When you read a book with a title like Down to a Sunless Sea (no relation to David Graham's novel by the same name), you pretty much know that you're getting a healthy dose of thinking from the glass half-empty camp of humanity. And, to this end, Mathias B. Freese does not disappoint. His stories, written and published over a span of thirty years, chronicle the dark spaces in which the soul plunges and, often, does not return. Yet, Freese has a way of drawing the reader into his dark corners that, as long as one doesn't stay too long, will find a sort of perverse satisfaction. In "I'll Make It, I Think," the reader meets a Holden Caulfield-esque character with a deformed hand ("Ralph") and foot ("Lon") who complains of his trouble with activities such as shaving and walking. As a cripple, he also doesn't have much luck with the girls. He is reduced to spying on his naked sister and being a peeping Tom, despite being blessed with a different kind of abnormality—a large endowment he calls "David." In fact, he wonders whether he "should sacrifice David as an offering, leave him on the window ledge like a piece of bric-a-brac, wax fruit, a banana." Although you can't help but feel sorry for him, his self-deprecation in one sentence followed by the revelation that he won't date crippled girls because he "ain't no snob; I just know I can do better for me" is digusting yet humorous in its highlighting of the hypocrisy of youth.

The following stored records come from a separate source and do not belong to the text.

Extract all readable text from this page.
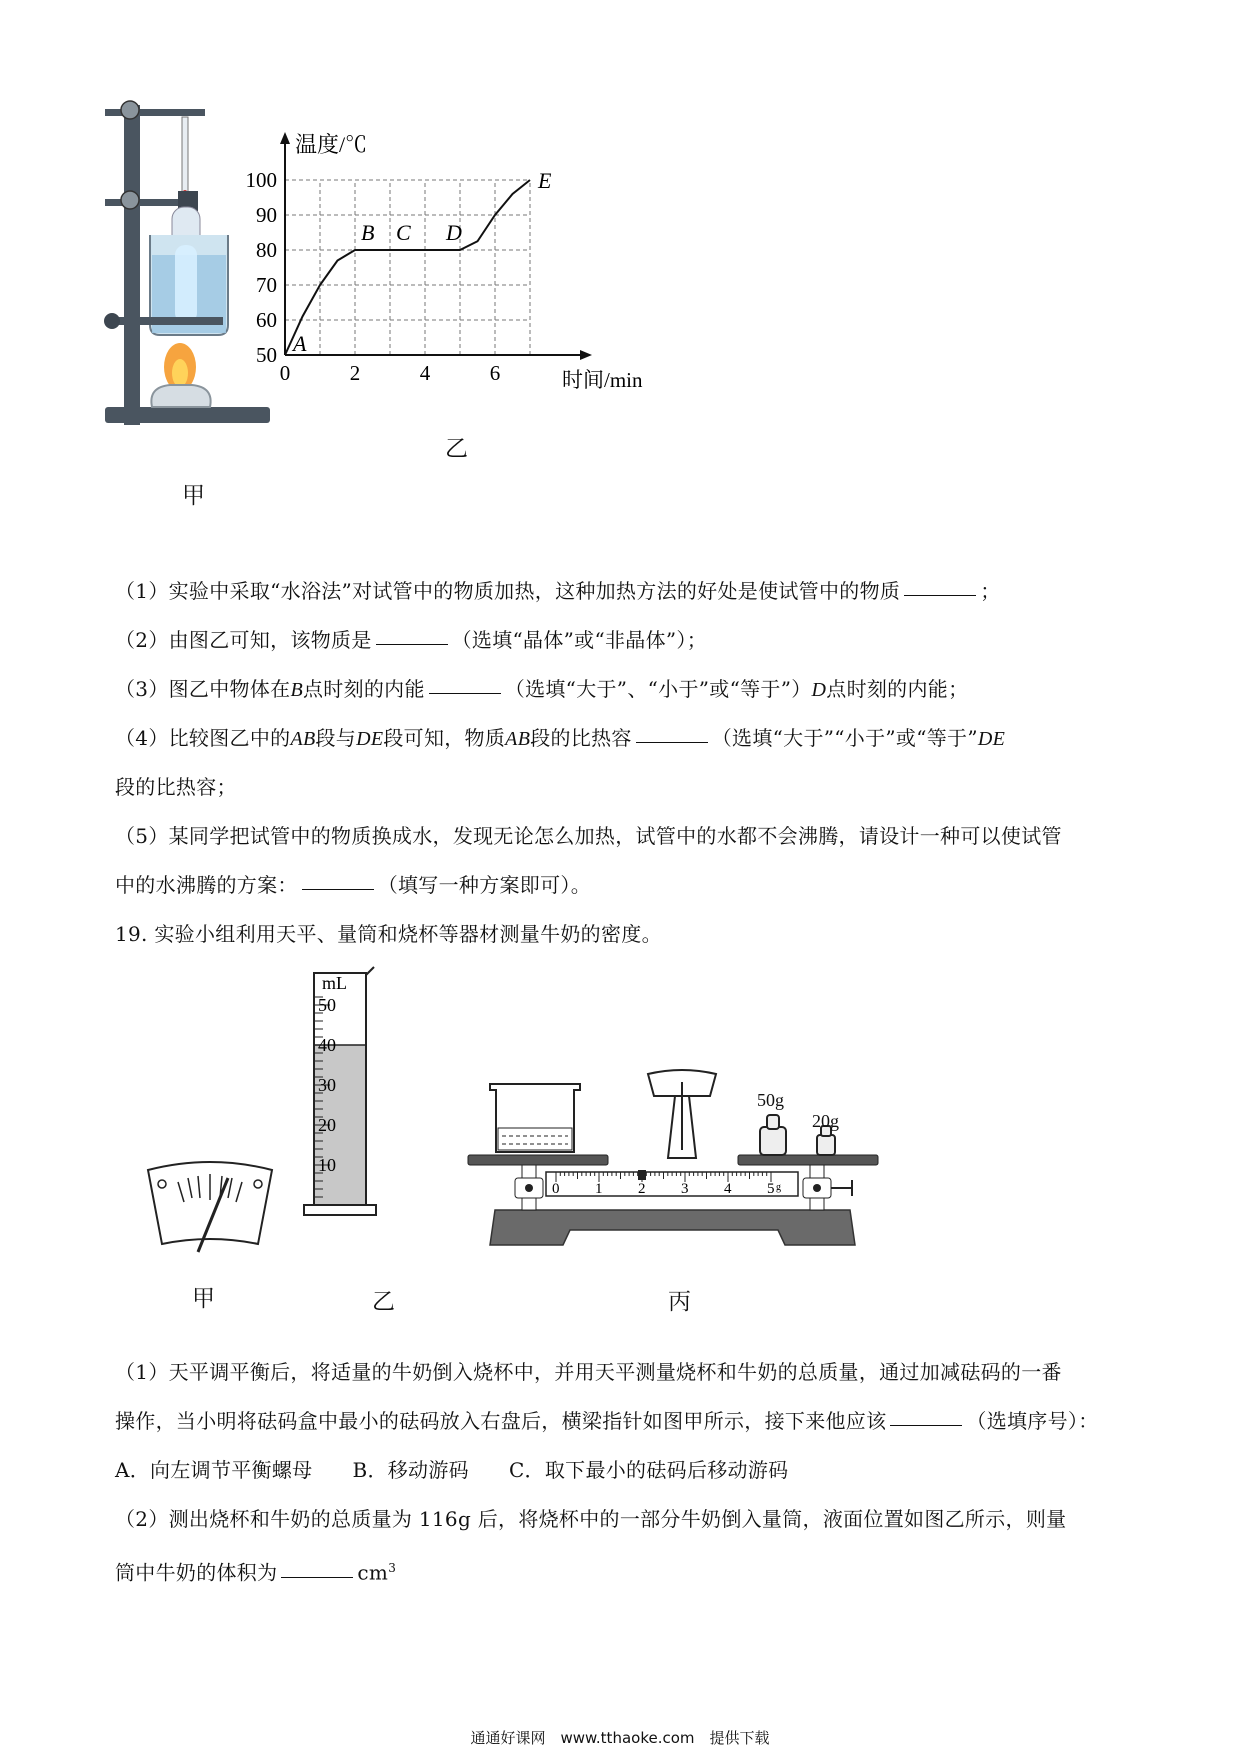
甲
温度/℃
时间/min
0	2	4	6
50
60
70
80
90
100
A
B C D
E
乙
（1）实验中采取“水浴法”对试管中的物质加热，这种加热方法的好处是使试管中的物质	；
（2）由图乙可知，该物质是	（选填“晶体”或“非晶体”）；
（3）图乙中物体在B点时刻的内能	（选填“大于”、“小于”或“等于”）D点时刻的内能；
（4）比较图乙中的AB段与DE段可知，物质AB段的比热容	（选填“大于”“小于”或“等于”DE
段的比热容；
（5）某同学把试管中的物质换成水，发现无论怎么加热，试管中的水都不会沸腾，请设计一种可以使试管
中的水沸腾的方案：	（填写一种方案即可）。
19. 实验小组利用天平、量筒和烧杯等器材测量牛奶的密度。
甲
mL
50
40
30
20
10
乙
0 1 2 3 4 5 g
50g
20g
丙
（1）天平调平衡后，将适量的牛奶倒入烧杯中，并用天平测量烧杯和牛奶的总质量，通过加减砝码的一番
操作，当小明将砝码盒中最小的砝码放入右盘后，横梁指针如图甲所示，接下来他应该	（选填序号）：
A．向左调节平衡螺母 B．移动游码 C．取下最小的砝码后移动游码
（2）测出烧杯和牛奶的总质量为 116g 后，将烧杯中的一部分牛奶倒入量筒，液面位置如图乙所示，则量
筒中牛奶的体积为	$cm^3$
通通好课网　www.tthaoke.com　提供下载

Other characters don't receive such wry treatment. The enterprising young Herbie in "Herbie" decides to go into the shoe-shining business after shining his father's shoes. Expectations of his father's approval are quickly dashed by Herbie's offended father—"What am I, dead or something? What's a matter, I don't make enough around here to clothe your ass?"—reminding the reader that the Horatio Alger optimism was rarer among working-class families than one would think, a pride in honest poverty that is also explored in "Billy's Mirrored Wall."

In fact, it is in the disappointments of young Jewish men growing up after World War II in which Freese excels. In "Alabaster," a young boy reluctantly keeps an elderly woman, a Holocaust survivor, company on a bench while her daughter is away for a moment. Instead of fretting and cooing, the expertise of most older women, the survivor prefers the tact of harsh reality rather than visions of sugar plums: "Rolling up the arm sleeves of her cloth coat, she showed me her once-beautiful arms, upturned, maligned. I saw nothing until she pointed me to a pulse area above her hand. Seven digits faded into her skin." Freese is less successful when venturing away from this formula. "Arnold Schwartzenegger's Father Was a Nazi" is a heavy-handed character attack on a minority who, like him or not, happens to be a Horatio Alger story. However, on the whole, Down to a Sunless Sea is a engaging, dark collection of stories, and their grit and bitter taste is manageable in small bites, so long as they're not swallowed whole.